Sofía, año
2008. Mes de mayo, un tiempo primaveral intachable y la diosa del Capitalismo
sentada sobre su trono chabacano y raído. En lo alto de la escalinata del hotel
Forest aguardaba una joven (una niña aún, más que una mujer), extranjera por
más señas. El hotel se hallaba frente al NDK, el antiguo Palacio Nacional de la
Cultura del ex régimen comunista, una gigantesca afloración de cemento ahora
frecuentada por adolescentes cuyo cabello erizado centellaba al sol. Alexandra
Boyd, agotada por un viaje en avión interminable, trataba de mantener su largo
cabello liso sujeto detrás de una oreja mientras observaba a los chavales
búlgaros maniobrar con sus monopatines. A su derecha se alzaban bloques de
pisos pintados de gris y ocre, así como una edificación más reciente de acero y
cristal y una valla publicitaria que mostraba a una mujer en bikini cuyos
pechos prominentes señalaban hacia una botella de vodka. Cerca de la valla,
árboles majestuosos se engalanaban con flores blancas y magentas. Eran castaños
de Indias. Alexandra los había visto durante un viaje a Francia, estando en la
universidad, en su única visita anterior al continente europeo. Le escocían los
ojos y tenía el pelo sucio por el sudor del viaje. Necesitaba comer, ducharse,
dormir. Sí, dormir, tras el último vuelo desde Ámsterdam, y despertarse
sobresaltada cada pocos minutos para hallarse expatriada por propia voluntad al
otro lado del océano. Se miró los pies para cerciorarse de que seguían ahí. Su
ropa, a excepción de las deportivas de color rojo vivo, era muy sencilla (una
blusa fina, vaqueros azules, un jersey anudado a la cintura), y se sentía
desaliñada y mal vestida al lado de las faldas de traje y los tacones de aguja
que veía pasar a su lado. Llevaba en la muñeca izquierda una pulsera ancha de
color negro, y en las orejas largos pendientes de obsidiana en forma de lanza.
Agarró las asas de una maleta con ruedas y un maletín oscuro que contenía una
guía turística, un diccionario y algo de ropa. Colgada del hombro llevaba una
bolsa de ordenador y su bolso ancho y colorido, con un cuaderno y una edición
de bolsillo de Emily Dickinson al fondo.
Desde la
ventanilla del avión había visto una ciudad enclavada entre montañas y jalonada
por altos bloques de pisos semejantes a lápidas. Al bajar del aparato con su
flamante cámara en la mano había aspirado un aire de olor extraño: a carbón y a
gasóleo, con una veta de aroma a tierra recién arada. Había cruzado la pista y
subido al autobús del aeropuerto, y se había fijado en las cabinas de aduanas,
que relucían como recién estrenadas, en sus taciturnos funcionarios y en el
sello exótico que habían estampado en su pasaporte. El taxi había serpenteado
por las afueras de Sofía antes de adentrarse en el corazón de la ciudad (siguiendo,
posiblemente, una ruta más larga de lo necesario, sospechaba Alexandra), y
había pasado casi rozando las mesas de las terrazas de los cafés y las farolas
forradas de carteles políticos y anuncios de tiendas eróticas. Desde la
ventanilla del taxi había fotografiado varios Ford y Opel antiguos, Audi nuevos
con las ventanillas tintadas tipo gánster, autobuses grandes y parsimoniosos y
tranvías semejantes a chirriantes megalosaurios cuyos raíles de hierro
despedían chispas. Para su asombro, el centro de la ciudad estaba pavimentado
con adoquines amarillos.
Pero el
taxista no había entendido sus instrucciones y la había depositado allí, en el
hotel Forest, no en el hostal que tenía reservado desde hacía unas semanas.

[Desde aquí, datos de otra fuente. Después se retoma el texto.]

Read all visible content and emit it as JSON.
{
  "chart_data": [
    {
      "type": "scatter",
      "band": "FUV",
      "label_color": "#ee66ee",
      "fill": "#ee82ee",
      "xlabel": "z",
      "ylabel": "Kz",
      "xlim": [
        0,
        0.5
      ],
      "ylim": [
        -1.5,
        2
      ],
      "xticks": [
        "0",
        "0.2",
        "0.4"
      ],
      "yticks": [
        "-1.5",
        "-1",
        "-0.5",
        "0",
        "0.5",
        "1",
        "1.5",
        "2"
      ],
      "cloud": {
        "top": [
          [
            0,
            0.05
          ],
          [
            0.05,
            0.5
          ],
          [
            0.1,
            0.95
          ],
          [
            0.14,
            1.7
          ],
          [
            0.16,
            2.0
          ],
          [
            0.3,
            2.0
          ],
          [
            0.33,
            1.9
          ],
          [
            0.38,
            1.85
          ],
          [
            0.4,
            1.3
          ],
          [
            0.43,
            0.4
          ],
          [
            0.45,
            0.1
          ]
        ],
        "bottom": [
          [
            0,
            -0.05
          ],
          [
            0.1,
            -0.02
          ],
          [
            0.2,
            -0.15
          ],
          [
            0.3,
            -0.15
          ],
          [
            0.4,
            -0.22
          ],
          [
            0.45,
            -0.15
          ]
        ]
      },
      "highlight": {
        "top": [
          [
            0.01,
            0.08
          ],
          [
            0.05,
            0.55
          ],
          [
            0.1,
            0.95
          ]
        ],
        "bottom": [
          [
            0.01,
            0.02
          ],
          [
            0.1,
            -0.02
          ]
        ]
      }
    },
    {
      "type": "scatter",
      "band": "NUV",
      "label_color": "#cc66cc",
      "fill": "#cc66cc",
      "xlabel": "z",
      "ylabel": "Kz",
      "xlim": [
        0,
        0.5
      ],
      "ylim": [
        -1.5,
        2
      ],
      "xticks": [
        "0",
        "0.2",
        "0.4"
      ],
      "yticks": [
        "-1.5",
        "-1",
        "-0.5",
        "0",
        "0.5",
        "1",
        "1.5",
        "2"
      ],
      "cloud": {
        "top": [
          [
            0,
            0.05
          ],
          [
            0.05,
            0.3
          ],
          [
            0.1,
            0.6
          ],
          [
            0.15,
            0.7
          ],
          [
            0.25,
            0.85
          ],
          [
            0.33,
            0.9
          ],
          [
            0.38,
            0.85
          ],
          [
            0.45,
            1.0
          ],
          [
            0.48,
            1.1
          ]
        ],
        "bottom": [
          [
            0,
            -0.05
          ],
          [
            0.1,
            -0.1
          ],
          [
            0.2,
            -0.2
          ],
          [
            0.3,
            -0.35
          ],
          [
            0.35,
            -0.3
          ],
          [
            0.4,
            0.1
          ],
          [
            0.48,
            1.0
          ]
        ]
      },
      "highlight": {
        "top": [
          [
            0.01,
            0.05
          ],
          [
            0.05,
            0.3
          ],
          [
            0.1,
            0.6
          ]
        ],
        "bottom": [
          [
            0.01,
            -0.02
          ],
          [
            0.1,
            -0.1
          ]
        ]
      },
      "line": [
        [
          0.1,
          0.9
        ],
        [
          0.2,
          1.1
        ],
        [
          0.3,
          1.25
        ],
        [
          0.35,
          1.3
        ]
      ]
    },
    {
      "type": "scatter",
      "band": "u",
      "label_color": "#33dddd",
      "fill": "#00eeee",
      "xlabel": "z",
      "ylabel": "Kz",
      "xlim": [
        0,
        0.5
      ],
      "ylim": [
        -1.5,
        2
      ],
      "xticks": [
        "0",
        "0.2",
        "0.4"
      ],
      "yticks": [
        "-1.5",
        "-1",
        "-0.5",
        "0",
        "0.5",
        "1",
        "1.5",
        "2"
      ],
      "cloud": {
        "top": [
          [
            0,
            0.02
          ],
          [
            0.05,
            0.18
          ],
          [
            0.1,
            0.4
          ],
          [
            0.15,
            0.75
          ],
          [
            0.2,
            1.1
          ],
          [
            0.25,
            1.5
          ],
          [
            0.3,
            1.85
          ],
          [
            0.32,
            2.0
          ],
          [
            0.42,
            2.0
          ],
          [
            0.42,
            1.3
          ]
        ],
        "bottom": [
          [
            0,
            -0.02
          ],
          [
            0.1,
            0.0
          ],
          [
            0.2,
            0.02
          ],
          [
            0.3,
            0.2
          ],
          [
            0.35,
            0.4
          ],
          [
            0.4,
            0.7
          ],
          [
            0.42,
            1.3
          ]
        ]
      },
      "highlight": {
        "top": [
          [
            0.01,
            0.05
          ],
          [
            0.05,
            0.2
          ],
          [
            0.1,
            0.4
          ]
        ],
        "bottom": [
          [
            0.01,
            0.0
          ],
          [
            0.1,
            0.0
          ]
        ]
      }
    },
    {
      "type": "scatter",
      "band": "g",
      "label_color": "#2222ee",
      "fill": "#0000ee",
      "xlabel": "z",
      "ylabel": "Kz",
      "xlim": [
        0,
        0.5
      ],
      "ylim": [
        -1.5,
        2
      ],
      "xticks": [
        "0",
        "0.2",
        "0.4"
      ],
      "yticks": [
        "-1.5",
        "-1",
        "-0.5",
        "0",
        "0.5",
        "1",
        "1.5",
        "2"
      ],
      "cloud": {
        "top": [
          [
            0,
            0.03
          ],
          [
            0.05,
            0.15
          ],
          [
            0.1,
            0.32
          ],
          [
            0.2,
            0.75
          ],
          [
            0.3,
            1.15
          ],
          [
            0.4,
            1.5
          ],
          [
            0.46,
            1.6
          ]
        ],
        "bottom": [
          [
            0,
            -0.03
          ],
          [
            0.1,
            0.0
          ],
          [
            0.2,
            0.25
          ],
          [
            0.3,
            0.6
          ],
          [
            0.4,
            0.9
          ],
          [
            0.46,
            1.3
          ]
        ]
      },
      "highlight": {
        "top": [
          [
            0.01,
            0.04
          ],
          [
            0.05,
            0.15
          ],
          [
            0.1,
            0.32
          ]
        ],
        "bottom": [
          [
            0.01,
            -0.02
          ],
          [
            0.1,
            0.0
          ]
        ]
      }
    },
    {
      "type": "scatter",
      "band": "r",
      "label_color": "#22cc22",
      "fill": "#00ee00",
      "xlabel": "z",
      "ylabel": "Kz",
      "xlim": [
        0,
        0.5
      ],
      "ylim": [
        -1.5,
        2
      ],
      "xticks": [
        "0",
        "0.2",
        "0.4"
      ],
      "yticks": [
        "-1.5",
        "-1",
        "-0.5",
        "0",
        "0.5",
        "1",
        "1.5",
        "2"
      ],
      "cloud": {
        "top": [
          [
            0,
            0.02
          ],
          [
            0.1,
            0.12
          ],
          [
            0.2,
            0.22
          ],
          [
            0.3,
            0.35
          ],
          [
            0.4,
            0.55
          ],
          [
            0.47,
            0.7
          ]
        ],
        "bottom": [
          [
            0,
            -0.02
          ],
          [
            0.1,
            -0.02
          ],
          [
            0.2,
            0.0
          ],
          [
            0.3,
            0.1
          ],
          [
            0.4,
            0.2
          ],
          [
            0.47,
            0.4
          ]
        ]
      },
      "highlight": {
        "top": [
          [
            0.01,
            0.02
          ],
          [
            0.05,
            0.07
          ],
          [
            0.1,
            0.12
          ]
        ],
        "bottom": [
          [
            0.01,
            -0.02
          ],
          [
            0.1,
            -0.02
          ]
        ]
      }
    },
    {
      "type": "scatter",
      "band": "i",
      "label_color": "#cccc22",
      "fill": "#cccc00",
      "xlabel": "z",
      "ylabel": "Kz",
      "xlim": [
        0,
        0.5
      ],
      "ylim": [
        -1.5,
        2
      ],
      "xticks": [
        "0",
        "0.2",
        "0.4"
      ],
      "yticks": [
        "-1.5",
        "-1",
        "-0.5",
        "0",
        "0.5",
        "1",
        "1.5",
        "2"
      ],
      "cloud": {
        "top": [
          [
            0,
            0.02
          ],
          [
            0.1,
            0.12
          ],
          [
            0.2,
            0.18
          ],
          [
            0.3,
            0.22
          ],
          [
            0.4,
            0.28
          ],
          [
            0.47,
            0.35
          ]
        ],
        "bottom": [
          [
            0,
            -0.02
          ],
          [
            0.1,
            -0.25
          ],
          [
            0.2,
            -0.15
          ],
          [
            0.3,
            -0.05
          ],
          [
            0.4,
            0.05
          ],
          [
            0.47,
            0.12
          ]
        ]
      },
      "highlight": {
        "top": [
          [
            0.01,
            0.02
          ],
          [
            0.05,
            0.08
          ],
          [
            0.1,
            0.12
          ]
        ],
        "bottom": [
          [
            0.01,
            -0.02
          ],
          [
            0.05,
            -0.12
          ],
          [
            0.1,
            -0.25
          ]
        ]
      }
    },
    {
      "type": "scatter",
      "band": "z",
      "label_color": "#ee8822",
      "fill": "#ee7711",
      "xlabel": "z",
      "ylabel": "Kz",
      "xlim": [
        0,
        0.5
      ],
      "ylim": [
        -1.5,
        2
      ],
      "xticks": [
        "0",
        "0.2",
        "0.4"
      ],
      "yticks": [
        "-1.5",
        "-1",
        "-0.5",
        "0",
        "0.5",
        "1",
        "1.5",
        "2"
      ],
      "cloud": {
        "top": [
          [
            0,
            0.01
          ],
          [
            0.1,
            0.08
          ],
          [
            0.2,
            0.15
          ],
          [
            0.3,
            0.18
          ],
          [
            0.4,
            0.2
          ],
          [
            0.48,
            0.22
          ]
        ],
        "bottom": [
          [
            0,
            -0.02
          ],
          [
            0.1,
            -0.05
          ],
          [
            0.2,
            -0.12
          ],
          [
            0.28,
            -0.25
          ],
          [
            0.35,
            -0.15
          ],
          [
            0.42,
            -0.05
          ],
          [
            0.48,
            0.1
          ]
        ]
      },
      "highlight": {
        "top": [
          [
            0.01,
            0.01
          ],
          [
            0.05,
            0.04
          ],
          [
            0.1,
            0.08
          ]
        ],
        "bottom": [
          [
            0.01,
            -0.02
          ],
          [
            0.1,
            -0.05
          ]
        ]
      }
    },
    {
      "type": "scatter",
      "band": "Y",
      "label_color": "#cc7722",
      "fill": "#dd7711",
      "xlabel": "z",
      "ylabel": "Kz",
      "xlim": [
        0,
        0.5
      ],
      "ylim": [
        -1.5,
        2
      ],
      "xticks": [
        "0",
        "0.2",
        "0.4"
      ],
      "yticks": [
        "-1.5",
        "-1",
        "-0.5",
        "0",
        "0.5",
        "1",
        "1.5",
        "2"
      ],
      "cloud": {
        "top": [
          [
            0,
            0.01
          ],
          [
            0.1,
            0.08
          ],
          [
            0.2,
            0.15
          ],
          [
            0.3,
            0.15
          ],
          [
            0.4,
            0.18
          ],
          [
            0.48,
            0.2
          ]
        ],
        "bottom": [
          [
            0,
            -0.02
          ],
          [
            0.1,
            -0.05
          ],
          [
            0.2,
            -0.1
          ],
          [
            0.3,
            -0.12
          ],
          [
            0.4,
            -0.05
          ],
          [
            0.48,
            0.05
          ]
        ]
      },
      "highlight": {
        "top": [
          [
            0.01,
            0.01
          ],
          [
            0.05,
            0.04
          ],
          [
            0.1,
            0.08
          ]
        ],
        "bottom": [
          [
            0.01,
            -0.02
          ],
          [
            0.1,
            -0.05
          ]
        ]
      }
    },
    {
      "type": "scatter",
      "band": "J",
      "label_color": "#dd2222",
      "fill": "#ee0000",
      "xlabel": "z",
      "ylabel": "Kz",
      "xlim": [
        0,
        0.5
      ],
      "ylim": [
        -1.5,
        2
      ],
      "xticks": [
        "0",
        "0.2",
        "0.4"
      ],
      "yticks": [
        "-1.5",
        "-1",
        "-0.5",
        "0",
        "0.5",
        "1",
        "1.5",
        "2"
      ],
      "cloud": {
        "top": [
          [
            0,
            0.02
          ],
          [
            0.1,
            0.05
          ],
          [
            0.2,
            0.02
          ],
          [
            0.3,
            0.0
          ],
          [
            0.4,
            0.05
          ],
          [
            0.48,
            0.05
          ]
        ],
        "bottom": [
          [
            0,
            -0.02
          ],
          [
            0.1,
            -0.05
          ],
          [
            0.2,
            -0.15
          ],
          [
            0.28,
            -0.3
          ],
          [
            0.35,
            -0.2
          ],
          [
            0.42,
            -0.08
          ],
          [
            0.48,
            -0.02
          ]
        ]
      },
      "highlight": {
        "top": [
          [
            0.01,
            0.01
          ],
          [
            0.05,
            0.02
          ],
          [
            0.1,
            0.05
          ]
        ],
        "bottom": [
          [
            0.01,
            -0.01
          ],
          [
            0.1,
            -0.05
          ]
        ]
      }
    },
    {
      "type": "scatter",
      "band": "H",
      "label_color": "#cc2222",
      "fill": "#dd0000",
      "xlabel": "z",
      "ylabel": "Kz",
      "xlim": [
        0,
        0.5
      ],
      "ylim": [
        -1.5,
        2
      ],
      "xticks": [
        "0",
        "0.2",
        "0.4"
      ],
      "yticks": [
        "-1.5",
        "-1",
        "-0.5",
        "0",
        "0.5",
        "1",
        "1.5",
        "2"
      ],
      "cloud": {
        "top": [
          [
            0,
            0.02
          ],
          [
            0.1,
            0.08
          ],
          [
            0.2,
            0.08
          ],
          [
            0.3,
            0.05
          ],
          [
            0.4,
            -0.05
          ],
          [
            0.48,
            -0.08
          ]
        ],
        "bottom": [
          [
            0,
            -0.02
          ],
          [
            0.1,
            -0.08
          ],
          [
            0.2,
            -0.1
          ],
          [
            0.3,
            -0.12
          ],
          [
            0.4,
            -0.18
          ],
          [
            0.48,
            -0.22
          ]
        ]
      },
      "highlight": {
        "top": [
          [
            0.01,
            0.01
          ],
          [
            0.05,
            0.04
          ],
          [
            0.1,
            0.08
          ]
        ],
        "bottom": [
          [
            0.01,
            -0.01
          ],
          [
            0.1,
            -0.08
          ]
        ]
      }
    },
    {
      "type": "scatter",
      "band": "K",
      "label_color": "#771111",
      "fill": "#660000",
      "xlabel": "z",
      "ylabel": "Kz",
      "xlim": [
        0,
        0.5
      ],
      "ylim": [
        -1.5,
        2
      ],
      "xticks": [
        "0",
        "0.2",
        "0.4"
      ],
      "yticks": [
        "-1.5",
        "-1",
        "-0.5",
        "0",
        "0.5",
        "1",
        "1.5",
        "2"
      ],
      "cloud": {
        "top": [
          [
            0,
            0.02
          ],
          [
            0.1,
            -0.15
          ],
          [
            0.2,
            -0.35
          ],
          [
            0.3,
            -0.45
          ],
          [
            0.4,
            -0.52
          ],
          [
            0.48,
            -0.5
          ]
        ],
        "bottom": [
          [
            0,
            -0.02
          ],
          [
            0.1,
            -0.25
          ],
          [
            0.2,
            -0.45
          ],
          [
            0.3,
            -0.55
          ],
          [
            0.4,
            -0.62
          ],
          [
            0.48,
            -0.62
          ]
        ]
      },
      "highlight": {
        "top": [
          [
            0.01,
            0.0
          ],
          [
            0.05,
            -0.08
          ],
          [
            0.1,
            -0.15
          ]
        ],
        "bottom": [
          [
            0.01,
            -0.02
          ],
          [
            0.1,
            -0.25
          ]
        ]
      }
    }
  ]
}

Alexandra tampoco había entendido lo que sucedía hasta que, tras marcharse el
taxi, había subido los escalones del hotel para ver su entrada más de cerca.
Ahora estaba sola, más sola que nunca en sus veintiséis años de vida. De pie en
medio de una ciudad y una historia que no entendía, entre personas que subían y
bajaban la escalinata del hotel con paso decidido, se preguntaba si debía bajar
de nuevo a la acera para intentar coger otro taxi. Dudaba de que pudiera
permitirse pagar una habitación en el monolito de cristal y cemento que se erguía
a su espalda, con sus ventanas tintadas y sus clientes que, ataviados con
trajes oscuros, como cuervos, iban y venían o fumaban en los peldaños. Una cosa
era segura: se había equivocado de sitio.